My random thoughts…brought to you once a week (Holiday Edition)!
- That f-ing elf freaks me out! There, I said it. His beady, watchful eyes, seem to follow me wherever I go. If you don’t have kids, you have no earthly idea what I’m talking about. One of the best parts about Christmas being over is I don’t have to see that thing for another year.
- There’s nothing better than watching my kid ride a bike, nothing.
- Speaking of said child, she got two pairs of boots for X-mas. She wore one pair to bed.
- Fitting how the Texans hired Kubiak because of his prior success at Denver. He will probably get fired because of the Denver game. And he’ll end up getting hired as the head coach of Denver.
- Am I the only one who thinks The Christmas Story is just a tad bit overrated? I say split the day between that movie and National Lampoon’s. Come on TBS!
D-Bag Alert: There are several levels to d-baggery:
Level I: Do you wear memorabilia from Buc-ees? Do you have a Buc-ee’s sticker on your back car window? Don’t fret too much, this is the lowest level of d-baggery. And by lowest, I mean that in a good way.
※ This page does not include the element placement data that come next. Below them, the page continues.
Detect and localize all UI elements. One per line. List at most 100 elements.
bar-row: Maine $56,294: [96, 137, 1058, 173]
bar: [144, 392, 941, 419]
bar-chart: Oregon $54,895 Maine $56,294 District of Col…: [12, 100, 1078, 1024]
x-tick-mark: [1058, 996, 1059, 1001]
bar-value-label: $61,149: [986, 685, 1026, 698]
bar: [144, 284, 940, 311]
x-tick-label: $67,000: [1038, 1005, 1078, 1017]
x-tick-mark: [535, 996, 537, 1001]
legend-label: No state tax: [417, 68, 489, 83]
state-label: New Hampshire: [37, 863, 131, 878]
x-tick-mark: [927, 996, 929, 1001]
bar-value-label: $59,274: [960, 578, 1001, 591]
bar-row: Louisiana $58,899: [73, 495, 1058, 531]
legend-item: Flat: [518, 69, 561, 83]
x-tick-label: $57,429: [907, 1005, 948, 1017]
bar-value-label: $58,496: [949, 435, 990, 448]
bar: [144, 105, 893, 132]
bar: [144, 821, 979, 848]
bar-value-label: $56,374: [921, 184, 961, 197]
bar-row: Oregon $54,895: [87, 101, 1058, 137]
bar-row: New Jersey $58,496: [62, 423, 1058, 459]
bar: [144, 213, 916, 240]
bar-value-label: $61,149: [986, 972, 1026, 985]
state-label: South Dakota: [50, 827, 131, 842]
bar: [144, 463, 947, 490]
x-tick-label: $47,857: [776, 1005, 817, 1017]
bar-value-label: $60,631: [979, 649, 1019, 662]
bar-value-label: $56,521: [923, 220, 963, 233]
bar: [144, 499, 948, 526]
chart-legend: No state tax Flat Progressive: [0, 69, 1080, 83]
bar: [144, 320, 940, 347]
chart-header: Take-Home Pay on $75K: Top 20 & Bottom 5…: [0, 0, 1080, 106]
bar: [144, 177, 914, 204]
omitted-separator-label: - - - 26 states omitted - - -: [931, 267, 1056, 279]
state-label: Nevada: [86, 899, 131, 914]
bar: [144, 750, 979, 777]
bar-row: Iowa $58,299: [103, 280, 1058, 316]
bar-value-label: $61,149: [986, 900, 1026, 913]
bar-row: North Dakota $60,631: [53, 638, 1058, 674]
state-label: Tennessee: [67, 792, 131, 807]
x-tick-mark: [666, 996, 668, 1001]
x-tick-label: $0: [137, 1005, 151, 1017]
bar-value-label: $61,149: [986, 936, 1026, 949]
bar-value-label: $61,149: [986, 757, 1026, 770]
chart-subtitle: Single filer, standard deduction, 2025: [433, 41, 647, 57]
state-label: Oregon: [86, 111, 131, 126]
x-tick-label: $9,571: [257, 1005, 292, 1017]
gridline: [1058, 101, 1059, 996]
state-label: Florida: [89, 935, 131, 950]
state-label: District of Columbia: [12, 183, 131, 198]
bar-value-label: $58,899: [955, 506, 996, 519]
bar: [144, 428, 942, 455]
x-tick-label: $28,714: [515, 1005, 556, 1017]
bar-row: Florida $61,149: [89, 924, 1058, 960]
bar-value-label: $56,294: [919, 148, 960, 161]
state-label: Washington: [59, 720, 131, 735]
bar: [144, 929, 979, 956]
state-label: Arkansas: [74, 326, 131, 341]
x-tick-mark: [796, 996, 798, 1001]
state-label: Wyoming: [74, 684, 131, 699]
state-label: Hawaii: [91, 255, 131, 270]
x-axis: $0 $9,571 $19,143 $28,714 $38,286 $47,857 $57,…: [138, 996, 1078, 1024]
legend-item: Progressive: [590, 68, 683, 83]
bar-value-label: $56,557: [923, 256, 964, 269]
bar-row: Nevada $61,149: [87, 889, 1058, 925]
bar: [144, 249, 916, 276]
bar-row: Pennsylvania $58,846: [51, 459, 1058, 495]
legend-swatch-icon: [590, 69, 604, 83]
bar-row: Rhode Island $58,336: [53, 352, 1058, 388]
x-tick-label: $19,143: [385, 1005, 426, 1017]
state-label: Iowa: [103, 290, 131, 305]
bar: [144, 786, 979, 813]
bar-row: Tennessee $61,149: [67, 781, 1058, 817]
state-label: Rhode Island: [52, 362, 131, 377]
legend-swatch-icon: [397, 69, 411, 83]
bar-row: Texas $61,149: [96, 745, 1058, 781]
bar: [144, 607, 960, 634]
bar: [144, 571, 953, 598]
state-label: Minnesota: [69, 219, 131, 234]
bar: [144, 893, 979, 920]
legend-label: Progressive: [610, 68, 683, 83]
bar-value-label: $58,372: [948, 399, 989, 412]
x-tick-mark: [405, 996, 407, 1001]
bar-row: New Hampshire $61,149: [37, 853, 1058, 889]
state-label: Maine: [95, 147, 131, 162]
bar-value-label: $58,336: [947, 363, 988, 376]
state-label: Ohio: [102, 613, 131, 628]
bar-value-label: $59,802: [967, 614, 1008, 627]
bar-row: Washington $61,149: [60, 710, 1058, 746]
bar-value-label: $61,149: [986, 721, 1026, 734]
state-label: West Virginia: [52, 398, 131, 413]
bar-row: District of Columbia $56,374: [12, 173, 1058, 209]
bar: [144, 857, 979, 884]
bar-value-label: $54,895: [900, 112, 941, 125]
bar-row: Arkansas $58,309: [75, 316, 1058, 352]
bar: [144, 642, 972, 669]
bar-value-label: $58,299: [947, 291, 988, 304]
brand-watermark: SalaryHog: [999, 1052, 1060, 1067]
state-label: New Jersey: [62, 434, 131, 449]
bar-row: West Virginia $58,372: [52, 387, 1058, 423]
Level II: Do you drive around an SUV sporting those fake reindeer antlers during the holiday season?
Level III: When they run out of samples at a particular station in Costco, do you stand and wait for them to make more? This is the highest level of d-baggery. You’re an absolute d-bag and need to take immediate action.
- I changed my daughter’s diaper four times in a ten-minute span. Why, you may ask? Thanks for asking. The first one was a turd pebble. The second was three turd pebbles. The third was a pile of mush. And the forth was gravy. Happy New Year’s!